那是我人生的至暗时刻,傅长野日日夜夜陪在我身边。
任由我打骂,紧紧抱着我说:「念念,都是我的错。」
「我把自己的一辈子都赔给你。」
「我爱你,我永远都在。」
可现在他把我的伤疤一点点无所谓地撕开,任由大家欣赏。
我拿起剪刀,狠狠划过他的手臂,看着鲜血直流。
我笑了。
沈安雅一脸担忧地拉着他的手臂:「你伤害我可以,我不允许你伤害长野!」
「安保!把她给我赶下去!」
傅长野只是听着,默认了她的行为。
我重新拿起包,转身就走。
4
父亲沉甸甸的遗嘱,成了他手中最锋利的刀。
他私自将我名下的股份,转入沈安雅的账户上,美其名曰替我保管。
又以各种理由,将我和母亲的珠宝,轻描淡写地送给沈安雅。
收到「礼物」的女人,每次都不忘和我分享:「谢谢姐姐割爱,长野说这些特别配我。
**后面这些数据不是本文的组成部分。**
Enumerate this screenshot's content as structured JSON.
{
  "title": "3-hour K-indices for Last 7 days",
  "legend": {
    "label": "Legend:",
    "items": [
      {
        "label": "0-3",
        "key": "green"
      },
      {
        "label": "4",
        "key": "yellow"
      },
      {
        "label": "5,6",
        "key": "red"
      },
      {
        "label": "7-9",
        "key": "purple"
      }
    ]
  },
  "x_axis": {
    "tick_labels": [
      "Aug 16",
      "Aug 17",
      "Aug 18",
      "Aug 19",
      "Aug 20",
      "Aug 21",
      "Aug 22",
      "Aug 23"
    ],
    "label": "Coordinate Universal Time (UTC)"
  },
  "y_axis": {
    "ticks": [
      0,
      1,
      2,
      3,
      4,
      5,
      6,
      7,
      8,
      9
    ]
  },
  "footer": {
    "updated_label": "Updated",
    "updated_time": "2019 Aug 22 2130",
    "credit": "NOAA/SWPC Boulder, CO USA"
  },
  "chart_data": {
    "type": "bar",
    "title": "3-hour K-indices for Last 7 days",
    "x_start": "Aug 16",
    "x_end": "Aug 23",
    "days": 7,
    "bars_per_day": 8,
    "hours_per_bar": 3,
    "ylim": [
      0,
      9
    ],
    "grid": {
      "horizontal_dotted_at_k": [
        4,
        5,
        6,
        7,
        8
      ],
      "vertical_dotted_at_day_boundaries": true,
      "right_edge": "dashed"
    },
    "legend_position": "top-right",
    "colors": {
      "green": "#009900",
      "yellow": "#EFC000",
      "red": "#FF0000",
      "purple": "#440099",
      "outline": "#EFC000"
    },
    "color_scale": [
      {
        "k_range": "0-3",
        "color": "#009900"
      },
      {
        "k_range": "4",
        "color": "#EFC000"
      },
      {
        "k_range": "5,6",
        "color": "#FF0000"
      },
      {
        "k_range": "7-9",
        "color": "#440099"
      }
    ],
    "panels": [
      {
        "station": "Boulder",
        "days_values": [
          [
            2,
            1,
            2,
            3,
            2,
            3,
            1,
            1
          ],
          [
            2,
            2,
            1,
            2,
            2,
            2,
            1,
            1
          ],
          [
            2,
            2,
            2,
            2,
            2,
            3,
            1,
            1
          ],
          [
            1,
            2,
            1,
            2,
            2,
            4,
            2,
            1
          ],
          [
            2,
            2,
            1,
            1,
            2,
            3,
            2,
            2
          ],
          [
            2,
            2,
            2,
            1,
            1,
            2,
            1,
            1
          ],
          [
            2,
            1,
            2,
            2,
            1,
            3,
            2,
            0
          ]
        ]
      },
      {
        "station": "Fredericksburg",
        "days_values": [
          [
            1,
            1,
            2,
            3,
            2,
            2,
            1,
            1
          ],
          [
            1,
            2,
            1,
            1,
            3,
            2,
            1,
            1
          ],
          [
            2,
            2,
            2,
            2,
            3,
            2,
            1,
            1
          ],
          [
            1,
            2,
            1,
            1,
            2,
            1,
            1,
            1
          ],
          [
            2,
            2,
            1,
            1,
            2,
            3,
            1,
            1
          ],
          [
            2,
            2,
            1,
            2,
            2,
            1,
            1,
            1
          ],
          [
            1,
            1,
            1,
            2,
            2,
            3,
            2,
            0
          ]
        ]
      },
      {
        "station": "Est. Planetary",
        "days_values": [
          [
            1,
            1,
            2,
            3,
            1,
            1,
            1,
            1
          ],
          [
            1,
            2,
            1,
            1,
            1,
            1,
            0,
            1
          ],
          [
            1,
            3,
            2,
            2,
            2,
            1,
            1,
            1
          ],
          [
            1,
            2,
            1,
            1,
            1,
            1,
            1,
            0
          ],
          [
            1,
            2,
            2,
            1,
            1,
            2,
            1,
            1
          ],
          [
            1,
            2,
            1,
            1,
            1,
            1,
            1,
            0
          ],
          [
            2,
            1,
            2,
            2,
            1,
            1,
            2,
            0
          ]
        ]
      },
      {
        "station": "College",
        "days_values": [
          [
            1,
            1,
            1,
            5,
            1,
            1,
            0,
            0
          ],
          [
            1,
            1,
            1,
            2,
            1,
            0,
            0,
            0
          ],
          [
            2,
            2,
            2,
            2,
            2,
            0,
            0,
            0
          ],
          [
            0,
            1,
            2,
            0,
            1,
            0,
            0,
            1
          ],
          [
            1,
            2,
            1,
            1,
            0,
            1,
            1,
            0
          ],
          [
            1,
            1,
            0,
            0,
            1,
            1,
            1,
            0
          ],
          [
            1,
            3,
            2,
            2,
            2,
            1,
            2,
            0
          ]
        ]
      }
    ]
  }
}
」
我试图反抗时,傅长野就掏出遗嘱。
后来,我在沈安雅的社交账户下,看见她骑马的视频。
那匹小白马叫追风,是父母送给我十六岁的生日礼物。
它极其傲骨,怎么也不肯让沈安雅骑它。
三番五次,沈安雅摔倒了。
透过镜头,我看见追风的眼神,充满了怀念。
我无法忍受,想要带回小马。
发现它倒在肮脏的马厩里,瘦骨嶙峋,漂亮的鬃毛打了结。
奄奄一息。
饲养员害怕地解释:「沈小姐说,这匹马的性子和小姐……一样,必须好好治一治。」
我抚摸着追风颤抖的脖颈,眼泪无声地流。
在医院的走廊里,我撞见了他们。
傅长野小心翼翼搀扶着沈安雅,女人宽身的连衣裙,腹部微微隆起,脸上洋溢着笑容。
看见我,沈安雅先是一愣,刻意地将手覆在小腹上。
「呀,是姐姐呀。」她声音甜腻,「正好告诉你个好消息,婚礼定在下月初八。」
她依靠着傅长野怀里:「长野说了,毕竟当初没能完成的仪式,总得有人来完成。姐姐,最后还是得我来替你出场呢。」
傅长野看着她,眼神温和。
「你不需要问她。」
面向我时语气满是施舍:「你若是向小雅道歉,婚礼那天,你可以坐在台下。」
我忽然发现,他的言语再也伤不了我又硬又冷的心脏了。